Ce que l'on voit ici mais qui est souvent passé sous silence c'est que le conservatisme culturel doit une bonne part de son succès à de nombreux commentateurs juifs. Et ici l'utilisation du mot conservatisme culturel n'est pas nécassairement dans un sens péjoratif, souvent bien au contraire. Pensons à Camille Paglia par exemple. Celle-ci disait un jour que seuls les juifs pouvaient comprenre sa mentalité et son état d'esprit. Voici une libertarienne auto-proclamée , étant athéiste mais défendant sur toutes les tributes l'importance d'enseigner la grande tradition artistique occidentale ainsi qu'une histoire approfondie de l'étude des religions. Elle souligne aussi que l'avant garde est mort depuis longtemps déja avec Andy Warhol et qu'il est désormais temps de passer à autre chose. Le tout, en écorchant au passage cet art stérile s'attaquant puérilement aux symboles du christianisme par exemple alors que cela ne comporte plus aucun risque. Sur ce point je ne peux qu'être d'acccord avec elle. Les étudiants d'aujourd'hui ont cruellement besoin d'un retour à l'étude de la chronologie de base des grands évènment du passé, qu'ils soient économiques ou culturels.

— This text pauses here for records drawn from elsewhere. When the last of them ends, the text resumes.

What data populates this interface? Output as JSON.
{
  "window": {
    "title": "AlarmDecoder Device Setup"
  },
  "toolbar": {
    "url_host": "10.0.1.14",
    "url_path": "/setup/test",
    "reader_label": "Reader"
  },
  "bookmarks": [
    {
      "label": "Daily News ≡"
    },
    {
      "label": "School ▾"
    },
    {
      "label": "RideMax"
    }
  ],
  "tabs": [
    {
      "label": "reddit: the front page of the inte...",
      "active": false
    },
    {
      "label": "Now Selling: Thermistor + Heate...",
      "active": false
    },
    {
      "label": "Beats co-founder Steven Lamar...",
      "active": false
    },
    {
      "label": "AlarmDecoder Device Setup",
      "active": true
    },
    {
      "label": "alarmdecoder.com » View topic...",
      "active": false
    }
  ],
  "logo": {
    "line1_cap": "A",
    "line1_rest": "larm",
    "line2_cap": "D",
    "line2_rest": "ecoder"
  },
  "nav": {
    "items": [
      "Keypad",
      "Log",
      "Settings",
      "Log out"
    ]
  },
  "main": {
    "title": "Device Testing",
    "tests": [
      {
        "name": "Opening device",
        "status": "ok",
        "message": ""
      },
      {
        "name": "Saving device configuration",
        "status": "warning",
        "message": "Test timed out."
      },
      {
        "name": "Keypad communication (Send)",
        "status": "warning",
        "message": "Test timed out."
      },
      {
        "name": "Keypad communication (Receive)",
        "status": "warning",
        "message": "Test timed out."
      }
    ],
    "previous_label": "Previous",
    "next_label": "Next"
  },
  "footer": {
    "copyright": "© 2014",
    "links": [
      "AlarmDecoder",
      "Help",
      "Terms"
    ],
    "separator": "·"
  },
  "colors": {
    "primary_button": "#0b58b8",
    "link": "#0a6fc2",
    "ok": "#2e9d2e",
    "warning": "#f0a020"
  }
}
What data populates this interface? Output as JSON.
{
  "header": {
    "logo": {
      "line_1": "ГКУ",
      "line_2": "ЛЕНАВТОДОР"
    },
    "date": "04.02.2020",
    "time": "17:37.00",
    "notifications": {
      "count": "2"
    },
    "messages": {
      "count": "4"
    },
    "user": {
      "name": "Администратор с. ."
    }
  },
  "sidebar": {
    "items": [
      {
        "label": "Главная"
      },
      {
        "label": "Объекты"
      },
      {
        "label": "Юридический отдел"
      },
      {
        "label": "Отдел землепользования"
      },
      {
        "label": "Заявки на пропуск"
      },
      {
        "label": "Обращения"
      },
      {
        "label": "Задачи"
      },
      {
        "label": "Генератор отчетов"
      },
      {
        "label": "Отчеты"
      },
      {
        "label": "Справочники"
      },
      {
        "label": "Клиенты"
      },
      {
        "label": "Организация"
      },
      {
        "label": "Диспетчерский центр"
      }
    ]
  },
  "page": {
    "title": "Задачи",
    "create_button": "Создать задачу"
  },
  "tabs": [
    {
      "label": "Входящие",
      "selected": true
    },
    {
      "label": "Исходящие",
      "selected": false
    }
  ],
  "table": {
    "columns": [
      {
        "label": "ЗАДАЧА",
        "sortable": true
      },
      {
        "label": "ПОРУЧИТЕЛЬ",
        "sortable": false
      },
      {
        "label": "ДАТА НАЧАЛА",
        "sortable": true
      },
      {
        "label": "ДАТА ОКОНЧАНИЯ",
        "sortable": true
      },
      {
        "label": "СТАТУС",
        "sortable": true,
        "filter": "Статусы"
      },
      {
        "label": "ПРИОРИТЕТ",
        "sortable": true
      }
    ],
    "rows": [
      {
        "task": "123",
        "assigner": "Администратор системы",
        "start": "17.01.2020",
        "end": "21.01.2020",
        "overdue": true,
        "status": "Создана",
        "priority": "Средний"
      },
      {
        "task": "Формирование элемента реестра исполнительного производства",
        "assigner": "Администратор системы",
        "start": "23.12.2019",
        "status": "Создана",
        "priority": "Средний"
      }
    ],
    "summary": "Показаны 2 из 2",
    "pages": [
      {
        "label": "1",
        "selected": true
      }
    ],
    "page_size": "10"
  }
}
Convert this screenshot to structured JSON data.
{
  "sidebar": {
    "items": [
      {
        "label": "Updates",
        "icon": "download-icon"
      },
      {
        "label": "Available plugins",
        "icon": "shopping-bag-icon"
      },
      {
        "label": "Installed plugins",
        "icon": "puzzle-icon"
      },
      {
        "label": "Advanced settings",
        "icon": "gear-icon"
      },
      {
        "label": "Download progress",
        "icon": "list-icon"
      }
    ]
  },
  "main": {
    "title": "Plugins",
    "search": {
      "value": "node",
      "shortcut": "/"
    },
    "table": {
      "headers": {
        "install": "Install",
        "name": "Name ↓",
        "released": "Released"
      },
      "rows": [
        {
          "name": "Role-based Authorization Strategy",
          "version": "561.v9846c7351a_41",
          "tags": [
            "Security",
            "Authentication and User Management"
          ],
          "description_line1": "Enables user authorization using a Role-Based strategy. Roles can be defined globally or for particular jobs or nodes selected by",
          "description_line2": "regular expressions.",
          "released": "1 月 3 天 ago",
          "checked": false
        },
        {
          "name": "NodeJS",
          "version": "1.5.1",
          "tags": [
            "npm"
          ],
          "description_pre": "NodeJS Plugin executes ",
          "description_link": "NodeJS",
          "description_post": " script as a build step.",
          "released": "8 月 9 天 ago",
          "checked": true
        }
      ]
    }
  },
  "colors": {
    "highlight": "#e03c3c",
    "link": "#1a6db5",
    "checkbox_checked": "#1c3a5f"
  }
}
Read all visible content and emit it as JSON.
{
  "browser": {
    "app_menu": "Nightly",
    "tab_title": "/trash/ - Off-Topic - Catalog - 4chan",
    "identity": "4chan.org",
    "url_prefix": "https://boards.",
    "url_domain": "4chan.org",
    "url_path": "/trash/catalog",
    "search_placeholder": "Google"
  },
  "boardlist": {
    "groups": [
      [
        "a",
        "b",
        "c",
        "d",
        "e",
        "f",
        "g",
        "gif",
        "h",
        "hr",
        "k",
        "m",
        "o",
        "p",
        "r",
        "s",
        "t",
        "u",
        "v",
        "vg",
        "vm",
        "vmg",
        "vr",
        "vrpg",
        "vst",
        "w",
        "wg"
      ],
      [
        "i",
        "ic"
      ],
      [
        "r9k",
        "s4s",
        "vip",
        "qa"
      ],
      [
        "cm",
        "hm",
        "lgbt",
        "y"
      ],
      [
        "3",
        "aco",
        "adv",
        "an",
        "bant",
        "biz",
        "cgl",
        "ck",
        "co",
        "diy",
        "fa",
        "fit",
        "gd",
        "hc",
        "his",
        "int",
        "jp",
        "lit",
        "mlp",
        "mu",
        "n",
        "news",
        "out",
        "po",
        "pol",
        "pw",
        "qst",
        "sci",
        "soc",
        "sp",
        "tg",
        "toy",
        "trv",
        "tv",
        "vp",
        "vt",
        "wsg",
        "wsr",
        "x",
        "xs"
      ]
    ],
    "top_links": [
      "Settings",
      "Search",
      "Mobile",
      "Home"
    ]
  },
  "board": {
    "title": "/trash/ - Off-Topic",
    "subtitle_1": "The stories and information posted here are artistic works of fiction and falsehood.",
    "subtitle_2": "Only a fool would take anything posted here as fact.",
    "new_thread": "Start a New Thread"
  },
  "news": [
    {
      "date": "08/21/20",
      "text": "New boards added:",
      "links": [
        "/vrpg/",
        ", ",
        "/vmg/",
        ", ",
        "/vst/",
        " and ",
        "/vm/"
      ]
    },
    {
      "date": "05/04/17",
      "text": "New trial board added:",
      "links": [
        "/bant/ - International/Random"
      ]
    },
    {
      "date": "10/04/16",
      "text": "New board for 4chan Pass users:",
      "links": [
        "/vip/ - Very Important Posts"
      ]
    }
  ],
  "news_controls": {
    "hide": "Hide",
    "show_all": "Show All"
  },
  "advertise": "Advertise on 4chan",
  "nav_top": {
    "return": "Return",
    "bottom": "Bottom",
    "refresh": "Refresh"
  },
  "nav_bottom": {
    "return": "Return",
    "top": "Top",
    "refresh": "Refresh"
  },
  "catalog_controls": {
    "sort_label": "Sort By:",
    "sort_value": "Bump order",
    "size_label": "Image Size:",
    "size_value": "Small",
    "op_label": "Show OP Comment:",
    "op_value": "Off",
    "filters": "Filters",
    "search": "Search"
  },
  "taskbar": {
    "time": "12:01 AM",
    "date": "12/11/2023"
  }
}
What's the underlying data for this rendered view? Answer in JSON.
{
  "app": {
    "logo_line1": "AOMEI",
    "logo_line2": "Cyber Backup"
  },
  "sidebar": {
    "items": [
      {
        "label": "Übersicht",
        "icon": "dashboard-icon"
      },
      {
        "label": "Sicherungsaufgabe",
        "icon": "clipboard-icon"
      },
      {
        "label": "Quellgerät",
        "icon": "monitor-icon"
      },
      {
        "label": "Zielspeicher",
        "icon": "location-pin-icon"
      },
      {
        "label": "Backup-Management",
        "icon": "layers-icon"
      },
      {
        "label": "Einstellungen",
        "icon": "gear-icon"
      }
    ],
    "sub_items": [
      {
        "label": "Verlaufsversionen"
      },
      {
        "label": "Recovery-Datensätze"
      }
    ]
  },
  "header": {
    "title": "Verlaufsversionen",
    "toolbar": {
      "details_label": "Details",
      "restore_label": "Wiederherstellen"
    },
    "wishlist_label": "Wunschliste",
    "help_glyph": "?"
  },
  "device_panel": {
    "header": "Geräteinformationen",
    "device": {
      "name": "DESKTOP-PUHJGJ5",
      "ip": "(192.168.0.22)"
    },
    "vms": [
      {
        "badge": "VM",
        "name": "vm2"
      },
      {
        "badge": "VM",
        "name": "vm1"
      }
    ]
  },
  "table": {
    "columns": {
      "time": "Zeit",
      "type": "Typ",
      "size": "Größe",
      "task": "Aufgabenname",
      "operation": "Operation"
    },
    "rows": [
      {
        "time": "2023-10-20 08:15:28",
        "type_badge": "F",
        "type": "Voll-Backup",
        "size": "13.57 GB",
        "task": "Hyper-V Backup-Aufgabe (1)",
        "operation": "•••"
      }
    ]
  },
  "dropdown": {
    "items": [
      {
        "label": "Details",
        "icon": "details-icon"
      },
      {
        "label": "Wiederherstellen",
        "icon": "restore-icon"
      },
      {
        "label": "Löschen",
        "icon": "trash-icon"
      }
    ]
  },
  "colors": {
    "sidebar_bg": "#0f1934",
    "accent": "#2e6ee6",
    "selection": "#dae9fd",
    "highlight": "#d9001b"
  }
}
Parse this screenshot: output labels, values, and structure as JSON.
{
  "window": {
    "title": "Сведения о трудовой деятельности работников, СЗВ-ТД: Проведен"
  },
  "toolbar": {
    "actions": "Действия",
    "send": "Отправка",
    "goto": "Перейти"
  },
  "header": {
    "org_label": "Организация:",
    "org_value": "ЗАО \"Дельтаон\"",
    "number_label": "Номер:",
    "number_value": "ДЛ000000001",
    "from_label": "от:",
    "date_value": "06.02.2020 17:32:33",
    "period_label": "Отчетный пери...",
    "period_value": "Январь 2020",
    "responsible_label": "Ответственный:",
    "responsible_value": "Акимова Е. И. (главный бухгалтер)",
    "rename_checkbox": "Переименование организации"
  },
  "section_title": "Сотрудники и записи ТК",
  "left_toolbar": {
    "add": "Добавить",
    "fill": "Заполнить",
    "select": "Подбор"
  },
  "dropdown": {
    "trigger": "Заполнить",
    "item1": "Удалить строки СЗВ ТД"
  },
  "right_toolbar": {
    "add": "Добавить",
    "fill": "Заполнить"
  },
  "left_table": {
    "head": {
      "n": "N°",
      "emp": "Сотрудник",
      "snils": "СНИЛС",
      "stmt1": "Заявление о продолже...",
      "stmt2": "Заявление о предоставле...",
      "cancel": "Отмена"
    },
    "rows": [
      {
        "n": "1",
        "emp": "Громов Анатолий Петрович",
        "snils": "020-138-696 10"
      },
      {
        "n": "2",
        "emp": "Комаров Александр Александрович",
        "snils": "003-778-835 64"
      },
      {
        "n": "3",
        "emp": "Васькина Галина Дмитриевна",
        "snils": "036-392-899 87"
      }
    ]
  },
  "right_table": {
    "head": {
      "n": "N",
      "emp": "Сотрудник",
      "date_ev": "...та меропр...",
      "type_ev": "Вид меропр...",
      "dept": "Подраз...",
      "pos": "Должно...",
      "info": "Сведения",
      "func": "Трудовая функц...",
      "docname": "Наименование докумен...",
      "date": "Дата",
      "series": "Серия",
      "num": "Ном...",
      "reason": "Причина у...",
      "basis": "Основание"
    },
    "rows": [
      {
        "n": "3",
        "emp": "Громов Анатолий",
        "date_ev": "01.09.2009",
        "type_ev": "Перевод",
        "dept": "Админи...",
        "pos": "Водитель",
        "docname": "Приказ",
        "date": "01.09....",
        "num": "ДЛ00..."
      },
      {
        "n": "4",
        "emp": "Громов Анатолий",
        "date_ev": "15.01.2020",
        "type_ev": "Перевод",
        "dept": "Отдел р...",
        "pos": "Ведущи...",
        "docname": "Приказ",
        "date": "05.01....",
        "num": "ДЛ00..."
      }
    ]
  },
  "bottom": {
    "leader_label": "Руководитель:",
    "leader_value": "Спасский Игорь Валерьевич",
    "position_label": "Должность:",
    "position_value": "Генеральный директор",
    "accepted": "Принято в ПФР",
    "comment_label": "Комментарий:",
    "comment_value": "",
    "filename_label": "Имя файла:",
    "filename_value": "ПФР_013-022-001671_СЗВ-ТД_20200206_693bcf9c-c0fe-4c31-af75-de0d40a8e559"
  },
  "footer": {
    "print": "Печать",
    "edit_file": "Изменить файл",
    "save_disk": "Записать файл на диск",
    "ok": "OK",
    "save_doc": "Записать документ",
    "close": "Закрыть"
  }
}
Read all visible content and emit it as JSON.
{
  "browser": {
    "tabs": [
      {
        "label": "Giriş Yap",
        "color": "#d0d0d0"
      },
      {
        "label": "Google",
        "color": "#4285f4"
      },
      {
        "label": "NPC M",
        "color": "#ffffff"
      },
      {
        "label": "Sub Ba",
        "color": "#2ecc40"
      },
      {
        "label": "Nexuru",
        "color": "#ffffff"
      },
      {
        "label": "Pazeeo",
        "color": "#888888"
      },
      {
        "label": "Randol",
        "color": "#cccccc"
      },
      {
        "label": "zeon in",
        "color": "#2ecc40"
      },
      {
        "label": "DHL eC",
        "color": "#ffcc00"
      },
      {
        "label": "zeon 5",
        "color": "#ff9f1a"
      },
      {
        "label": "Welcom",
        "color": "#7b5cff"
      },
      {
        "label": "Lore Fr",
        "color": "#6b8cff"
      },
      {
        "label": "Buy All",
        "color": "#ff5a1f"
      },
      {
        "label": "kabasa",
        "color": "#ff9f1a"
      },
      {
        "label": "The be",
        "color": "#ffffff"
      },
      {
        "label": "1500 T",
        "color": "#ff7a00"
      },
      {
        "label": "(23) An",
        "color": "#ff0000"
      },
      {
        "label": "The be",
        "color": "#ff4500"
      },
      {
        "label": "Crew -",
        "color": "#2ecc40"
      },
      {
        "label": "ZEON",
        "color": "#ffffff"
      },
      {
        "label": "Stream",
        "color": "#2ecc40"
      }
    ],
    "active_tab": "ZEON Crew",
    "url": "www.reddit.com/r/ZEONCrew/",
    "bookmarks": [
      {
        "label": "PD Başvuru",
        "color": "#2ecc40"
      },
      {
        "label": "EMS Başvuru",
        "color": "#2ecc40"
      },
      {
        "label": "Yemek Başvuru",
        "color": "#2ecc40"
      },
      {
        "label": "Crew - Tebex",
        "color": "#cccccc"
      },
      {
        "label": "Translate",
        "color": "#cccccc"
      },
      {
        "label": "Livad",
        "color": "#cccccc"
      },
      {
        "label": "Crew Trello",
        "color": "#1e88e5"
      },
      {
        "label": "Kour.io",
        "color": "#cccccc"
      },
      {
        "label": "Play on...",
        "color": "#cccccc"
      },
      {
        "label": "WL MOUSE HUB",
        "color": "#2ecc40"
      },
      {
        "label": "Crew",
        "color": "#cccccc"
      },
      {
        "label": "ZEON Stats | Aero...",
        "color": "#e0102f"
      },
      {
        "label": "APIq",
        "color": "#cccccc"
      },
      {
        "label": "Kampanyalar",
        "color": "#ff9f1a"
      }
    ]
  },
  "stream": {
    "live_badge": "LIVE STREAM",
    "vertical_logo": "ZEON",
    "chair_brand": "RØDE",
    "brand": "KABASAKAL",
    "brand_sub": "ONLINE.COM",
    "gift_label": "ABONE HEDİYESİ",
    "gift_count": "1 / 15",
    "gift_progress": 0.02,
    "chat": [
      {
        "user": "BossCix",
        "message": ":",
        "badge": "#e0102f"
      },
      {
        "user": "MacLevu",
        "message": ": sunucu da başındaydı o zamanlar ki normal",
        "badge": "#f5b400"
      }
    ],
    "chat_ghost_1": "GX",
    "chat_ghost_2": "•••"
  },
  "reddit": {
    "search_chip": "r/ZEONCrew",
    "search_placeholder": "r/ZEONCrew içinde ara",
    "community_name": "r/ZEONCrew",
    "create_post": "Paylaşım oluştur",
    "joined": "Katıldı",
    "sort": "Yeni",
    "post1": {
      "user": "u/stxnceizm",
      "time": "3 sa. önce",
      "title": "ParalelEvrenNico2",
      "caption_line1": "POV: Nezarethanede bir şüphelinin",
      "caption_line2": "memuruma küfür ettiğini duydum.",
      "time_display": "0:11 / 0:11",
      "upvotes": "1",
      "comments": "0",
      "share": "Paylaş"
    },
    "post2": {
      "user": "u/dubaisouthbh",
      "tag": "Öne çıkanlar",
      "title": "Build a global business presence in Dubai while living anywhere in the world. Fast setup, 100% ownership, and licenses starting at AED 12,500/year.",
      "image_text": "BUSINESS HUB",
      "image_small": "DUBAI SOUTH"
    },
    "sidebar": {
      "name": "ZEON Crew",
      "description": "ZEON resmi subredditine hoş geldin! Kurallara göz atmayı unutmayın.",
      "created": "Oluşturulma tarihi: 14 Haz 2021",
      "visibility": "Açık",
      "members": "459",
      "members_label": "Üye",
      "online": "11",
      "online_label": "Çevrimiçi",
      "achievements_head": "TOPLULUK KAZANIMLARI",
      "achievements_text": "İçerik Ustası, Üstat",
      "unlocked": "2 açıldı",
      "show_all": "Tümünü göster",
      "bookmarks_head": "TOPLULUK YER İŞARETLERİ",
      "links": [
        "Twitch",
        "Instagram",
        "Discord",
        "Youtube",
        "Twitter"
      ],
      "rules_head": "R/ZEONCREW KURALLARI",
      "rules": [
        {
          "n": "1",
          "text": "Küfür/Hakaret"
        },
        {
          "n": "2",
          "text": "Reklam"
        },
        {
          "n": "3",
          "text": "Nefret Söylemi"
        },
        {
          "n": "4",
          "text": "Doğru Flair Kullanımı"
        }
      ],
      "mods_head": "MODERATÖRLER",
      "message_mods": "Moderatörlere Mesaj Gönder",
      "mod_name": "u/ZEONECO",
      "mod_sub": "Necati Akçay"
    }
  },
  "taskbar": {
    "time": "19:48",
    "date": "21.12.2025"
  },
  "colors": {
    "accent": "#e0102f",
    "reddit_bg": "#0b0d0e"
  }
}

Ce qu'on appele ce néo conservatime chez certains est en fait souvent le fait de commentateurs juifs étant les premiers à réagir aux excès de la gauche dans l'autres sens. Un autre exemple probant est celui de Christina Hoff Sommers. Elle fut pratiquement la première à aller à contre -courant avec son ouvrage The War against Boys en 2001 alors que le question de sous performance des garçons à l'école commencait à peine à ne plus faire l'objet d'un étrange silence.

Dans le passé Milton Friedman cet économiste souvent associé à l'influence majeure de l'ère Reagan se confiait ainsi lors d'une entrevue en 1972: Despite this record, for the past century, the Jews have been a stronghold of anti-capitalist sentiment. From Karl Marx through Leon Trotsky to Herbert Marcuse, a sizable fraction of the revolutionary anti-capitalist literature has been authored by Jews. Communist parties in all countries, including the patty that achieved revolution in Russia but also present-day Communist parties in Western countries, and especially in the U.S.,[5] have been run and manned to a disproportionate extent by Jews—though I hasten to add that only a tiny fraction of Jews have ever been members of the Communist party. Jews have been equally active in the less- revolutionary socialist movements in all countries, as intellectuals generating socialist literature, as active participants in leadership, and as members.
Coming still closer to the center, in Britain the Jewish vote and participation is predominantly in the Labor party, in the U.S., in the left wing of the Democratic party. The party programs of the so-called right-wing parties in Israel would be regarded as “liberal,” in the modern sense, almost everywhere else.»